Cette nouvelle manière de voir est au coeur de l’ exposition qui se déroule actuellement au Centre Pompidou (jusqu’au 25 février) consacrée au cubisme et à laquelle cette BD se rattache, profitant de l’alliance croissante entre BD et histoire de l’art.
Les aventuriers du cubisme sont dans cette dynamique. Avec Julie Birmant au scénario on est en terrain connu. Avec Clément Oubrerie aux pinceaux, elle signa le superbe triptyque Pablo consacré au jeune peintre espagnol, succès de librairie mérité. Cette fois ci c’est Pierre Fouillet qui se met au crayon et on ne peut écarter une ressemblance de trait avec celui de Oubrerie. Légèreté, trait dépouillé et riche, intégration réussies d’oeuvres connues et suggérées, rappellent, dans ce qu’il a de meilleur, le fameux Pablo. On est admiratif devant l’évocation de grandes oeuvres réduites au format d’un timbre mais parfaitement identifiables comme à l’évocation de salles monochromes explosant sous les couleurs de feux des oeuvres fauve ou impressionniste.
Cette BD trouve son originalité dan une double approche. Julie Birmant devient une intervieweuse d’époque, procédé lui permettant de rencontrer à St Paul de Vence, Matisse ou Max Jacob à Montmartre. Un subterfuge qui rend l’histoire vivante, simple et compréhensive. Par ailleurs, au delà du binôme archi connu Braque-Picasso, de la place essentielle dans la naissance du mouvement de Cézanne et de Matisse, l’ouvrage met en lumière des personnages moins attendus mais aussi instructifs. En dehors des marchands d’art dont l’audace et la clairvoyance seront essentielles, comme Ambroise Vollard ou Daniel-Henry Kahnweiler, une belle place est ainsi faite à des collectionneurs tel Wilhelm Uhde ou à des comparses de tous les jours : le Père Soulié, lutteur de foire, matelassier de métier qui vend sur le trottoir des toiles du Douanier Rousseau. Ou encore le Frère Sagot, brocanteur qui vendra le premier Picasso à Serguei Chtchoukine.

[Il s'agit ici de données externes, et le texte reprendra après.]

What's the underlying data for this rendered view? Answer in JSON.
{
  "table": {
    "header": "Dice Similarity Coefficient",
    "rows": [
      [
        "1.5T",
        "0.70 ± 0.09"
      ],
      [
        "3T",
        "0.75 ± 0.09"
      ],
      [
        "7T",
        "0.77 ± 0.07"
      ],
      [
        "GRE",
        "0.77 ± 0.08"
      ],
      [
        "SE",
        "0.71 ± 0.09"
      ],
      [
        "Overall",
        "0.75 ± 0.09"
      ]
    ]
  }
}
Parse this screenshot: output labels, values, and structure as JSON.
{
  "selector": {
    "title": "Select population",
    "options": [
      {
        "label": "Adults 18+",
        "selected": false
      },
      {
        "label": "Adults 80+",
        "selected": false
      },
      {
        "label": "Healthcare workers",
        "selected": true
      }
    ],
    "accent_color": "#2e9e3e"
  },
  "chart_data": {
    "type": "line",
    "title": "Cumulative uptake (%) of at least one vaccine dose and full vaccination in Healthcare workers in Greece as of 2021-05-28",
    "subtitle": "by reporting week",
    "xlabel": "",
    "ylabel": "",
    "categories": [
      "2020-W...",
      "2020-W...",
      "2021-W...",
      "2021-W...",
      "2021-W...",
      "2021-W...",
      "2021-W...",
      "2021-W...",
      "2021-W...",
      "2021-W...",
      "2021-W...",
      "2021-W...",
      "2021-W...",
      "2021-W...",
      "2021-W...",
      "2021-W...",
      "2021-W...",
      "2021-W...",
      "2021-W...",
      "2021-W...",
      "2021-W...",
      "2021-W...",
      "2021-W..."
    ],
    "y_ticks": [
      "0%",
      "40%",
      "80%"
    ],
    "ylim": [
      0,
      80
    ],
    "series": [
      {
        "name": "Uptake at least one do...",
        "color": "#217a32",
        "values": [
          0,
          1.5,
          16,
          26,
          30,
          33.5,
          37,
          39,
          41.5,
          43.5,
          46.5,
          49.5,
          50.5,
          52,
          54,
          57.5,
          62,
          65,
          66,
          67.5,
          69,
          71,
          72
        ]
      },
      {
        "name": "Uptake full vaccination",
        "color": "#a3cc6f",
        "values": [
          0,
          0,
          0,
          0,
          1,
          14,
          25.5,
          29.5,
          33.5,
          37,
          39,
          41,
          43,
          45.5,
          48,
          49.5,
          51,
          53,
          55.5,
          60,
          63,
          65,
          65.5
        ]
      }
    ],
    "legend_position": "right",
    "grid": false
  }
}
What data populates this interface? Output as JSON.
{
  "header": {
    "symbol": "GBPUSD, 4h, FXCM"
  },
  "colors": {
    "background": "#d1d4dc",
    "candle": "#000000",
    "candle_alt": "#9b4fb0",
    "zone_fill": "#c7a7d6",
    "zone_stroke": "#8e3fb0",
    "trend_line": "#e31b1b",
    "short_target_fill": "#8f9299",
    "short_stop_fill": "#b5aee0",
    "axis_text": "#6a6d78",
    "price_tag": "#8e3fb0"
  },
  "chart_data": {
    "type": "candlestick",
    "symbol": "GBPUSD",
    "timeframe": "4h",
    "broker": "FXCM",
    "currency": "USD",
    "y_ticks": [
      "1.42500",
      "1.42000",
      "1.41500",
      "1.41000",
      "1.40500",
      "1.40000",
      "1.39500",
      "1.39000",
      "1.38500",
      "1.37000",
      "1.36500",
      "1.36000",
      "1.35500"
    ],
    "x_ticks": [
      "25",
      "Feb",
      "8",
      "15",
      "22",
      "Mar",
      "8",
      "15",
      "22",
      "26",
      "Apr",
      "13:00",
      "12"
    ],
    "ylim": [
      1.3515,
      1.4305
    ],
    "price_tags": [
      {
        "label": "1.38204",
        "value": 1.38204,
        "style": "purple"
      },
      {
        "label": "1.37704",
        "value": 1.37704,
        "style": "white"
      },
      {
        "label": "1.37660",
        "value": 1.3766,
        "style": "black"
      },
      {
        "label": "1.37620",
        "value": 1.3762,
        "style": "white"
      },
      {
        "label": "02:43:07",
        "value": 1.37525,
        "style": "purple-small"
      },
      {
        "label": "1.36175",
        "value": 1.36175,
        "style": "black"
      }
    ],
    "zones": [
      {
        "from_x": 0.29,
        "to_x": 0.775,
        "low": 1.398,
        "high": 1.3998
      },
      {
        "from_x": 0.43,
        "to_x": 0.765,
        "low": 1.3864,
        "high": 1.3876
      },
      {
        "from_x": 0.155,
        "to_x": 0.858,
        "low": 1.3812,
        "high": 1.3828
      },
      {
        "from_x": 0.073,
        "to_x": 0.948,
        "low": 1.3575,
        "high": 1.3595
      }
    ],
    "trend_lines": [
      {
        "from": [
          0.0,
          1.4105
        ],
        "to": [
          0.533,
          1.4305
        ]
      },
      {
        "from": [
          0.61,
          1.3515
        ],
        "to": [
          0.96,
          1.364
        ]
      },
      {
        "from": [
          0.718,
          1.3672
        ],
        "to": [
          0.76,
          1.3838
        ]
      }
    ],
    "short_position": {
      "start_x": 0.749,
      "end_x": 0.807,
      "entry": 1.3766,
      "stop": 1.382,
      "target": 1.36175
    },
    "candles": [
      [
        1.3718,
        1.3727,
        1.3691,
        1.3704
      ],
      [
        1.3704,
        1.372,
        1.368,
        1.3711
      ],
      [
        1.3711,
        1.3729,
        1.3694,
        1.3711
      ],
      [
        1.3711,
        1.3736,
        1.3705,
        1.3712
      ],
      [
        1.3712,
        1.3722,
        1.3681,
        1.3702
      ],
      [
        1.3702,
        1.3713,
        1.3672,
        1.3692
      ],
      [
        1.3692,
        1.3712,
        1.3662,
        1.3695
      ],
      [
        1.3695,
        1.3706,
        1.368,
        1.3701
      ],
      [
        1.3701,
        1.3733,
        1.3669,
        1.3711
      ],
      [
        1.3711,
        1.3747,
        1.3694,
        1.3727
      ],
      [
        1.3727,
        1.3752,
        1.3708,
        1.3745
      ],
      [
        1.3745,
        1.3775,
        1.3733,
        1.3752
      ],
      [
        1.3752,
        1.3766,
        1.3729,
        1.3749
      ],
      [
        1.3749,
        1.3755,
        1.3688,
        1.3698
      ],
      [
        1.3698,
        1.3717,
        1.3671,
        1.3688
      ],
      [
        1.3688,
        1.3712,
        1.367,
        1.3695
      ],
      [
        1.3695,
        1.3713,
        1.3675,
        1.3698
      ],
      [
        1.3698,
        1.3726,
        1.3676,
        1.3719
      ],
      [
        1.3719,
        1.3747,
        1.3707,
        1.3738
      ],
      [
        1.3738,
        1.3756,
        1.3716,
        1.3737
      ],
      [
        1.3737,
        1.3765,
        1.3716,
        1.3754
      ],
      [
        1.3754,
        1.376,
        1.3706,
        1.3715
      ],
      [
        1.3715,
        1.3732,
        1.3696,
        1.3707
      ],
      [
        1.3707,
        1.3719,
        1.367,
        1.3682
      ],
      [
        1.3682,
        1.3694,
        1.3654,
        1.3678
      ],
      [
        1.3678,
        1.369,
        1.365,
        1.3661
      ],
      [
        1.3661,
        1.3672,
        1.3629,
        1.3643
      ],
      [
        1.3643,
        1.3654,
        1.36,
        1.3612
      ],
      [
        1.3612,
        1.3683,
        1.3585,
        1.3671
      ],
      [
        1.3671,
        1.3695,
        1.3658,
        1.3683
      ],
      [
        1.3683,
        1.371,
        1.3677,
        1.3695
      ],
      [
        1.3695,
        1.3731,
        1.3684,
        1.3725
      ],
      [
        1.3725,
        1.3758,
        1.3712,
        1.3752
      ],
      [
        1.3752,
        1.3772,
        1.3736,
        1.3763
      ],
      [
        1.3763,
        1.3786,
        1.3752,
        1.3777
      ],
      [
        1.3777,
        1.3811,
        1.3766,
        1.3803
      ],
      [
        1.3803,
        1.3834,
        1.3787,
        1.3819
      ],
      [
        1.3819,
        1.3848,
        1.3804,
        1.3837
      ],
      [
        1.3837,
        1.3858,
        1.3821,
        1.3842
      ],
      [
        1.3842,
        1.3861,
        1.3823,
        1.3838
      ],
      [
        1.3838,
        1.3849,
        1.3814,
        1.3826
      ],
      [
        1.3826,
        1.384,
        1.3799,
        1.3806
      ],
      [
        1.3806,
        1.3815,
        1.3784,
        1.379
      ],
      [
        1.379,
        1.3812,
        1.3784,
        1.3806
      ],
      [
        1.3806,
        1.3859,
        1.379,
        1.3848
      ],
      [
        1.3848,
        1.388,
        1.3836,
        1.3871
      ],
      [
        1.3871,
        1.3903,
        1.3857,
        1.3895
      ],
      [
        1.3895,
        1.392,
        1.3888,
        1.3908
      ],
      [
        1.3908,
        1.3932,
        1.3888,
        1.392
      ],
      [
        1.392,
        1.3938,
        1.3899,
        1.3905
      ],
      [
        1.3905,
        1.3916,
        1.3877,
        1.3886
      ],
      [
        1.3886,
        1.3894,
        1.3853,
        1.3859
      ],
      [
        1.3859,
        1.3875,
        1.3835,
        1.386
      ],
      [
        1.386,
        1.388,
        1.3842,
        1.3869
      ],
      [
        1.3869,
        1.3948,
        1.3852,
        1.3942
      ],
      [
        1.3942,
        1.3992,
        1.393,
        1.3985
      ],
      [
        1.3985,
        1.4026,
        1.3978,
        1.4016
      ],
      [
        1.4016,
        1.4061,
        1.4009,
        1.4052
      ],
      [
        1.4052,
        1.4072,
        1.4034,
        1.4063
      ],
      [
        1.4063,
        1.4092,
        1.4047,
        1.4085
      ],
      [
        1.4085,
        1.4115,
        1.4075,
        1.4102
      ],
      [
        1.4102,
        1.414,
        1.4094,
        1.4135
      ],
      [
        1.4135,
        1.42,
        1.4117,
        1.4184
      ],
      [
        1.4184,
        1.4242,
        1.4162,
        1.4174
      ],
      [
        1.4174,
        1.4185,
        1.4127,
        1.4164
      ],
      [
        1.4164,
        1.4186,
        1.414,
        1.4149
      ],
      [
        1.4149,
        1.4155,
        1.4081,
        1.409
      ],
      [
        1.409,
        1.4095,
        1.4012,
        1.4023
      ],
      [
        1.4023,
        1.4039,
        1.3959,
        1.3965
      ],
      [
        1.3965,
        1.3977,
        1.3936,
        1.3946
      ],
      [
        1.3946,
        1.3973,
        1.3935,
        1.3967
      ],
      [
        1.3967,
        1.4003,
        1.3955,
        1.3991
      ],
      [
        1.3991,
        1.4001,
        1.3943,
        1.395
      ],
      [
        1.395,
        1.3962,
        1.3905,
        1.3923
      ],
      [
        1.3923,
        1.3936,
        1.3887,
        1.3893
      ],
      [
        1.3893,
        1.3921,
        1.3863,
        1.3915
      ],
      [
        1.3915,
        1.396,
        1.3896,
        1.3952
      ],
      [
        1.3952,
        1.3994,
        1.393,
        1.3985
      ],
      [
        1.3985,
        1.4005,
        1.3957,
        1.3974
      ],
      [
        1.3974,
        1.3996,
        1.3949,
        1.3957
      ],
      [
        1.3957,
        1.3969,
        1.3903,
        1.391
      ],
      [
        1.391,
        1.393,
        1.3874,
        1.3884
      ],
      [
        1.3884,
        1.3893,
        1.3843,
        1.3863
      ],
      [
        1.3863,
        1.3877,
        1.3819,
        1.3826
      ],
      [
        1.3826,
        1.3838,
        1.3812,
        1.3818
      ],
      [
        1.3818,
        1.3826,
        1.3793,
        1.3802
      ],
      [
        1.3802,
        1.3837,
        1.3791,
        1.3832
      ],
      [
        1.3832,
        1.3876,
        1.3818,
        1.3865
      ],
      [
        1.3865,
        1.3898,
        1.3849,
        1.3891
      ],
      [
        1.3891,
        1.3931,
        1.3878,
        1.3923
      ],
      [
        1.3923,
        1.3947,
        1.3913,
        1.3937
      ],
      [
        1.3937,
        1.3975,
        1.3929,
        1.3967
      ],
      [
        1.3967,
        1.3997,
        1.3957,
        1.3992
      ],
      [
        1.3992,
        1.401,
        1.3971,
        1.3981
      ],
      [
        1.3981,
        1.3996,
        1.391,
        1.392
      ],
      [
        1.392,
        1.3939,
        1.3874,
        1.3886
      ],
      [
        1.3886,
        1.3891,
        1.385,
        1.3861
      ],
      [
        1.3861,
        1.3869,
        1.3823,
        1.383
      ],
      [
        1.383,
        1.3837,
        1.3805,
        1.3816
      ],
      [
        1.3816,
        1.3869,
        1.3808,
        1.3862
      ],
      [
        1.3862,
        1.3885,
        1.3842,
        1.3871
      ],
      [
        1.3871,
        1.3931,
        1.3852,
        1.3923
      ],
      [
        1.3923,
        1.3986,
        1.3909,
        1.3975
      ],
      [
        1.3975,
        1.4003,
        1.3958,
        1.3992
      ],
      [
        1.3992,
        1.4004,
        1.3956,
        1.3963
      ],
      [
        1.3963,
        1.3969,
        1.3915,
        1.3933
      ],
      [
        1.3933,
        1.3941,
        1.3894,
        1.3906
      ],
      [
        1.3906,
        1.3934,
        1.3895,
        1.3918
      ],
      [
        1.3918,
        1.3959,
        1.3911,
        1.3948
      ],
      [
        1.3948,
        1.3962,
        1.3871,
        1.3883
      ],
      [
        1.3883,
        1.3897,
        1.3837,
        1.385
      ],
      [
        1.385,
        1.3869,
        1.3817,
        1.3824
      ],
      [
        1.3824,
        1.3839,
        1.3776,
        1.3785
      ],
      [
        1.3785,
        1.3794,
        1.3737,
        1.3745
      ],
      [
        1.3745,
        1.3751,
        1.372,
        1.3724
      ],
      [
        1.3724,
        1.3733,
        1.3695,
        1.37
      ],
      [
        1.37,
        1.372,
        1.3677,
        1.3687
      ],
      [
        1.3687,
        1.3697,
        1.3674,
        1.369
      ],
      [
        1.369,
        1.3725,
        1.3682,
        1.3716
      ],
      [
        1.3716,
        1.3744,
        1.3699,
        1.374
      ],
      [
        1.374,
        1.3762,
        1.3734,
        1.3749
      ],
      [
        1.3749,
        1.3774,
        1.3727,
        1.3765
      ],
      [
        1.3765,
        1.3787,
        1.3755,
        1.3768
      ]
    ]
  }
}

Les mouvements picturaux ne sont pas que des constructions intellectuelles élaborées dans des cercles intellectuels restreints. Ils sont aussi tributaires d’un marché, de presse, de ventes, de passeurs. Les Aventuriers du Cubisme un siècle plus tard rappellent combien l’évidence d’aujourd’hui était hier un combat et une incertitude. Même si le cubisme défini ainsi par le critique Louis Vauxcelles ne dessine aucun cube.
Il n’y a pas de cubes dans le cubisme ! Au mieux quelques maisons rectangulaires à Horta ou à l’Estaque !
Un paradoxe réjouissant pour une BD réjouissante. Et intelligente.
BD Les Aventuriers du Cubisme. Scénario : Julie Birmant. Dessins : Pierre Fouillet. Éditions Centre Pompidou et Steinkis. 110 pages. 18€.
EXPOSITION LE CUBISME
17 octobre 2018 – 25 février 2019
Le Centre Pompidou propose une traversée inédite et un panorama complet de l’un des mouvements fondateurs de l’histoire de l’art moderne : le cubisme (1907-1917).
Grâce à un parcours qui éclaire pour le grand public les concepts clés, les outils et les procédures qui ont assuré l’unité du cubisme, l’exposition met en lumière le caractère expérimental et collectif de ce mouvement dont l’esthétique révolutionnaire est à la fois la matrice et le langage même de la modernité.
Commissaires : Mnam/Cci, B. Léal, A. Coulondre, C. Briend.